In Canada, where according to the 2016 census 478,805 Canadians claimed full or partial Welsh descent, the top four provinces that they call home are Ontario, British Columbia, Nova Scotia and Alberta. Much like in the USA, they are spread across the country and in the major conurbations.
So, we know more about who the diaspora are and where they are, but the data research also supplies some insights into what they are searching for online when it comes to Wales. Literature comes out on top as the highest interest area topic, meaning books and prose rather than poetry which is a separate segment. Second are recipes, which although not thought of as a major industry in Wales in this survey, is clearly an area that resonates with the diaspora. Food is a primary way that diaspora communities engage with each other, particularly around special days. The third is music, followed by genealogy, celebrations, travel and poetry all recording broadly similar scores, with Eistedfodd (as the main cultural event associated to Wales has its own category), history and immigration finishing up the list.
"GlobalWelsh's aim is to complement the activities of the existing Welsh societies in the US and Canada with a focus on business and economic impact back to Wales."
The research also found that the Welsh language is increasingly popular with diaspora communities, especially with third through fourth generations, who take pride in learning key words and sentences. There’s a particular trend within this that finds people often look for interesting turns of phrase or quotes they can use in Welsh to share on their social media channels.

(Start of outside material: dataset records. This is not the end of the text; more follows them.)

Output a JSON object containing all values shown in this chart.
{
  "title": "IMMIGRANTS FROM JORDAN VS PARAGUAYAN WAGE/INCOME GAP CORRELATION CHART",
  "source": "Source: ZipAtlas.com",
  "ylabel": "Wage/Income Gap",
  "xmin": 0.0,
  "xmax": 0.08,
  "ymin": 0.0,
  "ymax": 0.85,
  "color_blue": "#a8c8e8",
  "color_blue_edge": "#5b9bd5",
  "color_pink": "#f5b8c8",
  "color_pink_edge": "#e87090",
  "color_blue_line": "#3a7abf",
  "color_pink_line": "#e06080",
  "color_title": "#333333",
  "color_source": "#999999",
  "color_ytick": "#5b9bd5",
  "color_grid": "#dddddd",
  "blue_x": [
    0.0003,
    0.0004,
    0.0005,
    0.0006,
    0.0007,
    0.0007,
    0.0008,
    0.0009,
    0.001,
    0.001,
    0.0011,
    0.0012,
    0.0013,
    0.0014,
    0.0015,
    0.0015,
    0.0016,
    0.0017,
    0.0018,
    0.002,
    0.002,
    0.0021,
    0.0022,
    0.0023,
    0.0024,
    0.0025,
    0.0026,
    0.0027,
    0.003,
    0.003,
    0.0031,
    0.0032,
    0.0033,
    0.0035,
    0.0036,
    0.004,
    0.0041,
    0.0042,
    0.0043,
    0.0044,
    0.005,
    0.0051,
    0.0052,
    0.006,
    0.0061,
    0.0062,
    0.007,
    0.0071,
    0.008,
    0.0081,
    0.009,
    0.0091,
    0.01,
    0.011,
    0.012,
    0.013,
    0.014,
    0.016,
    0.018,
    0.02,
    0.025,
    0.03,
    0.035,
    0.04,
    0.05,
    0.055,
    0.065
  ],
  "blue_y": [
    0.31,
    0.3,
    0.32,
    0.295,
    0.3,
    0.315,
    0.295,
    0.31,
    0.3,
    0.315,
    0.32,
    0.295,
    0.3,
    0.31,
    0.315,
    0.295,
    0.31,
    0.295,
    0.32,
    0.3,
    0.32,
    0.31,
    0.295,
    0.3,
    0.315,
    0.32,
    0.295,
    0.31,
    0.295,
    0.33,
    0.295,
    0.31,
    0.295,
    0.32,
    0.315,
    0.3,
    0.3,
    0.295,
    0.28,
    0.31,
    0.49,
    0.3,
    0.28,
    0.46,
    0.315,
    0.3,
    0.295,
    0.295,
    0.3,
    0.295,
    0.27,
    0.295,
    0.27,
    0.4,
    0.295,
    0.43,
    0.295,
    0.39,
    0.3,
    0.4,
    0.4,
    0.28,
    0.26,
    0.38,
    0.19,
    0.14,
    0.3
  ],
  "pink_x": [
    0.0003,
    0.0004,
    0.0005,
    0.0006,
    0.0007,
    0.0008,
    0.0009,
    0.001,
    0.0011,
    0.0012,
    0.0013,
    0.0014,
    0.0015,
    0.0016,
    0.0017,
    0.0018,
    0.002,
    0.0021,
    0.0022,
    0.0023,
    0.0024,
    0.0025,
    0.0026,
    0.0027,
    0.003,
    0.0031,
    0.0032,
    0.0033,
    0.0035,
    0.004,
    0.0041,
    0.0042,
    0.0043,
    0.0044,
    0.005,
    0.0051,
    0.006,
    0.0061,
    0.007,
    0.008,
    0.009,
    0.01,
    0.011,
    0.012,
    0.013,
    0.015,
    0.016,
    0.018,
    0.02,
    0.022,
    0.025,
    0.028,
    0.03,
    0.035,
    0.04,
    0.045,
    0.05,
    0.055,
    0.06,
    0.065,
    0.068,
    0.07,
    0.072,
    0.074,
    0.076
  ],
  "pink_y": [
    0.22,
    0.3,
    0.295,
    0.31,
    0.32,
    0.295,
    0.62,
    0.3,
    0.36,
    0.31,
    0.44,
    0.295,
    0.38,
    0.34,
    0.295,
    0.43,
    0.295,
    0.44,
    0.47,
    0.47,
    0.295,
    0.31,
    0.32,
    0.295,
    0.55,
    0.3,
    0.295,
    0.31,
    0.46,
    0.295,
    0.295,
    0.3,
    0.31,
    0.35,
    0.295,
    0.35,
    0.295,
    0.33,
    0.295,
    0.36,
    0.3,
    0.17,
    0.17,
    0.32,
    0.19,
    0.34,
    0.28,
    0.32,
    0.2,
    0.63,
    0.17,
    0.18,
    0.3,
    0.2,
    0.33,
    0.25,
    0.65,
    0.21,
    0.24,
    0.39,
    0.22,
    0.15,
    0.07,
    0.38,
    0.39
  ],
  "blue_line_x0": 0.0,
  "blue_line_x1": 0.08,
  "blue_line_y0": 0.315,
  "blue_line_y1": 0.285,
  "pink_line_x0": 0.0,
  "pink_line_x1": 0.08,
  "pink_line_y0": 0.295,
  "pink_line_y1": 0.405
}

Giles Crouch shares some more insight on the importance of the Welsh language for the diaspora; “Online learning platforms, such as Duolingo are a big driver. And particularly in the past year, one of the biggest things people have done outside watching Netflix during the pandemic is learn a language.”

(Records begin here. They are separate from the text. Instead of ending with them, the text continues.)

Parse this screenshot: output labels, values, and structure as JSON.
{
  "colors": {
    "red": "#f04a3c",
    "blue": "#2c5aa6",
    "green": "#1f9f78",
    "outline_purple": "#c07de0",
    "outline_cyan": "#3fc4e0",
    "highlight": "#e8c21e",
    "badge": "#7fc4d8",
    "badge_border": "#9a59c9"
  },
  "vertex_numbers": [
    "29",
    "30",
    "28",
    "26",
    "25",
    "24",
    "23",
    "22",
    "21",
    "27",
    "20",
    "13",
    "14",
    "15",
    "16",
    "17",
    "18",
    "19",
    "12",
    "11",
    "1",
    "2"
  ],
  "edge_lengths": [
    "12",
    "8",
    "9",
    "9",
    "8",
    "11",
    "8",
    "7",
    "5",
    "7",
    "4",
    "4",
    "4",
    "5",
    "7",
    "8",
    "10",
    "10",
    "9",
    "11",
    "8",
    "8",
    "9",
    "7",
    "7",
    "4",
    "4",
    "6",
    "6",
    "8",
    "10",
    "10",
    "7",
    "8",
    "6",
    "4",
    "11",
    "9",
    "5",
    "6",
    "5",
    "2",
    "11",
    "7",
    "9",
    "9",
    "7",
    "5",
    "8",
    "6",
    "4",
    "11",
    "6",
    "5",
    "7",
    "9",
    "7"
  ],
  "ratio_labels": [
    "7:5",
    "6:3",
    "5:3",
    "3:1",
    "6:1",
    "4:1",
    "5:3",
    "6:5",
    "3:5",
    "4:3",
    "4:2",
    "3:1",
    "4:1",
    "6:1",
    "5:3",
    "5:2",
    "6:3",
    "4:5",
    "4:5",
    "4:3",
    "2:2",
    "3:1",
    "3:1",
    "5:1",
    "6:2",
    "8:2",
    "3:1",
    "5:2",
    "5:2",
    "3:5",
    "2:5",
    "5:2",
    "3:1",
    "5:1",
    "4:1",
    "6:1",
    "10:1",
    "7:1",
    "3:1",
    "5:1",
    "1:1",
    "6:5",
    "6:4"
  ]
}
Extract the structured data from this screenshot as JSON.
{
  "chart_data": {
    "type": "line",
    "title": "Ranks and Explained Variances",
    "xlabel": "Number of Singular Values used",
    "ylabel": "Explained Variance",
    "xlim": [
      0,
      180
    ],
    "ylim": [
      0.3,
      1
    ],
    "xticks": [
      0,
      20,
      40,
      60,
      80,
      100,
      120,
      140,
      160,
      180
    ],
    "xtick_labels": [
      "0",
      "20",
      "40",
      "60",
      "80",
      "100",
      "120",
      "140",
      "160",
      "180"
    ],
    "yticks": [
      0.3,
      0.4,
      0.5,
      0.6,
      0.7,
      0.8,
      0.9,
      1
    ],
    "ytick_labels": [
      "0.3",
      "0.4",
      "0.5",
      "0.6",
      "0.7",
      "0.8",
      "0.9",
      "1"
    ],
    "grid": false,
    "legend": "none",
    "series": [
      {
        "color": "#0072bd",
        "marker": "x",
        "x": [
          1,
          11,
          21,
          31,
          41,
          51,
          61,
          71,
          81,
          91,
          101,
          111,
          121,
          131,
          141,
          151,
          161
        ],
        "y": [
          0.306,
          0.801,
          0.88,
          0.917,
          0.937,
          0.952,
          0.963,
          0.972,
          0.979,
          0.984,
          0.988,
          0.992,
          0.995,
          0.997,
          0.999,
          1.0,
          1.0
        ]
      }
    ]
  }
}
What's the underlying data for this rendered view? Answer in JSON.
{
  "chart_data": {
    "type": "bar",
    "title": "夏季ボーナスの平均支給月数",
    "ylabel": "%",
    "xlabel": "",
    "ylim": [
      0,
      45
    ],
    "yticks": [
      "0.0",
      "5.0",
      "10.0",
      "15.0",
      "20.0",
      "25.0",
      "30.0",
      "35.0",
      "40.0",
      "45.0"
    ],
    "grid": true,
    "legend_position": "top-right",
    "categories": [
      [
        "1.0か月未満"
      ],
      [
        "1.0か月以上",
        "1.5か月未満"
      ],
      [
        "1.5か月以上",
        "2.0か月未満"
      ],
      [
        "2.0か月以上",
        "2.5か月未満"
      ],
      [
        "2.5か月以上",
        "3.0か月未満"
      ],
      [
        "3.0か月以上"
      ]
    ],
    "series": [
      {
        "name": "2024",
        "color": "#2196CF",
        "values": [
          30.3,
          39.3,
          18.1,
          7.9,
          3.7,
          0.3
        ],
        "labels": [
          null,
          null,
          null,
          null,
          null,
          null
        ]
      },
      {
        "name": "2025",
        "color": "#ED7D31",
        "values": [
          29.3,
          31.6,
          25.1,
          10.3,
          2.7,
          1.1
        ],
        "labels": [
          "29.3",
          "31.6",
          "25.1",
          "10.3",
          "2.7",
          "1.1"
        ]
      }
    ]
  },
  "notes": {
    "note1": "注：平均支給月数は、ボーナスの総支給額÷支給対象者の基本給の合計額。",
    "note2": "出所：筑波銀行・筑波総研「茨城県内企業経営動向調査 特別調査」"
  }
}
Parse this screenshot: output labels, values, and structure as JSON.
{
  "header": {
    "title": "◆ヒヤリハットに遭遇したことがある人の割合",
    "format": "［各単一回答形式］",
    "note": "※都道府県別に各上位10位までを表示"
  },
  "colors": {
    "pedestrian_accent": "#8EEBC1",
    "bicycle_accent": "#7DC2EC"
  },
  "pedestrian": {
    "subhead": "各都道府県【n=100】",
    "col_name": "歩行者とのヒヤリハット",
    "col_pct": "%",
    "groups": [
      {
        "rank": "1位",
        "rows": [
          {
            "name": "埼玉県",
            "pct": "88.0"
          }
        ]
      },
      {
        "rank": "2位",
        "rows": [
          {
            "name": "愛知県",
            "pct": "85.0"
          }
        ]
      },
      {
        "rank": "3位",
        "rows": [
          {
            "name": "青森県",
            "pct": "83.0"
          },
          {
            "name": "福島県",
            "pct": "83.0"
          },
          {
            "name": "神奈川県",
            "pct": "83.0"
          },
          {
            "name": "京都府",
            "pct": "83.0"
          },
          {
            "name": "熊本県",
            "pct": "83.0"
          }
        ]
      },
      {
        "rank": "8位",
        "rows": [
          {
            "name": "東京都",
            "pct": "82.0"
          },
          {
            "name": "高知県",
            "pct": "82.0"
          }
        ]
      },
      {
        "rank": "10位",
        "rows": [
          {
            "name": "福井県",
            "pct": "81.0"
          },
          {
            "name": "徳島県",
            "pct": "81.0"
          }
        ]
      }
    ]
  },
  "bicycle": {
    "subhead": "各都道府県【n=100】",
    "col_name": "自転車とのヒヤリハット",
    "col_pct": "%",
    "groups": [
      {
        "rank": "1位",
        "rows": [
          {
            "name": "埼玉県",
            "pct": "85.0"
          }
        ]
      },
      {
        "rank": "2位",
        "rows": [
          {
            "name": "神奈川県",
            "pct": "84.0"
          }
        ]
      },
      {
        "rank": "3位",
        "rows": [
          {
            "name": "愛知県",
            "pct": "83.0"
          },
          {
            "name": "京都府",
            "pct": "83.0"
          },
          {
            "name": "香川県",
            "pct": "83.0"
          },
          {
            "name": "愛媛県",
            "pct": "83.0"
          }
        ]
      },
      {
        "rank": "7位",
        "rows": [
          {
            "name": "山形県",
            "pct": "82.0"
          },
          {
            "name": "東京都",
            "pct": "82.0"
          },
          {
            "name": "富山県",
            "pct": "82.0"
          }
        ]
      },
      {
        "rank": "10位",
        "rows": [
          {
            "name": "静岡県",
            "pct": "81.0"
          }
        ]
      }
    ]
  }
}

There’s no such thing as a typical member of the Welsh diaspora in North America, but if you would take this data to use as a template – they would be college educated, living in one of the more populous states in the USA or provinces in Canada, have a particular interest in Welsh literature, recipes and music, and although not a Welsh speaker, seeks out key words and phrases to use.

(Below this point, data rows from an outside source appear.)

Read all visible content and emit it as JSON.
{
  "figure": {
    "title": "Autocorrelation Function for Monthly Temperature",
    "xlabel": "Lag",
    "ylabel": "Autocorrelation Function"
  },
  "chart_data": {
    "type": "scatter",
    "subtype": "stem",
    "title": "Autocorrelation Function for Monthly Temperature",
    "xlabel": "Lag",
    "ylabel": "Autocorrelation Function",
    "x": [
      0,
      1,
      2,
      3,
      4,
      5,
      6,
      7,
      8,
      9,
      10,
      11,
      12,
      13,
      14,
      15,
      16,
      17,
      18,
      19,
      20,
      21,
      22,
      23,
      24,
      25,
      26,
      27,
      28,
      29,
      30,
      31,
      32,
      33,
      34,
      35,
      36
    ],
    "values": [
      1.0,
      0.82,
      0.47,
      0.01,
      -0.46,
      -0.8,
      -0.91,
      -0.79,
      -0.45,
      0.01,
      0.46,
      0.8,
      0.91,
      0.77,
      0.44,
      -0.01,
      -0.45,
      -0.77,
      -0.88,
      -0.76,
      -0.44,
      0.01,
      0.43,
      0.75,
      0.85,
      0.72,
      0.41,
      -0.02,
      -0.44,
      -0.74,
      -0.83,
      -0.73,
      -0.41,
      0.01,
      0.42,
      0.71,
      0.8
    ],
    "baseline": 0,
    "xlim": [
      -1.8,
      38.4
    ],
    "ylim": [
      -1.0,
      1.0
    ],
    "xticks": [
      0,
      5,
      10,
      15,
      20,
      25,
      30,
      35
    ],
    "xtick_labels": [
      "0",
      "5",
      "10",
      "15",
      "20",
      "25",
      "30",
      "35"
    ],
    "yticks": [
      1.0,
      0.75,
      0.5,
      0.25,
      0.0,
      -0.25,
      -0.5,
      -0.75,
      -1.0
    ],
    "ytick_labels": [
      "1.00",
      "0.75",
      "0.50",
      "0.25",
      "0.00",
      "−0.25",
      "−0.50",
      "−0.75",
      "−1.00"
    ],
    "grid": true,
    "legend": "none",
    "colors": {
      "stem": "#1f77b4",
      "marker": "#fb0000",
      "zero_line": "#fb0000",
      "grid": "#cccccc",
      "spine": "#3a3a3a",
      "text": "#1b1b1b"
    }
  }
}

Walter May, founder of GlobalWelsh, the global community for Welsh people & friends of Wales says that this is quite an accurate picture of their North American members; "Our aim is to complement the activities of the existing Welsh societies in the US and Canada with a focus on business and economic impact back to Wales. We can all coalesce around the amazing cultural aspects of Wales, our language, heritage, and the shared passions for those things that bind us together, but beyond that we want to encourage connectivity and facilitate ‘giving back’ in ways that can help Wales become a more prosperous and levelled up nation."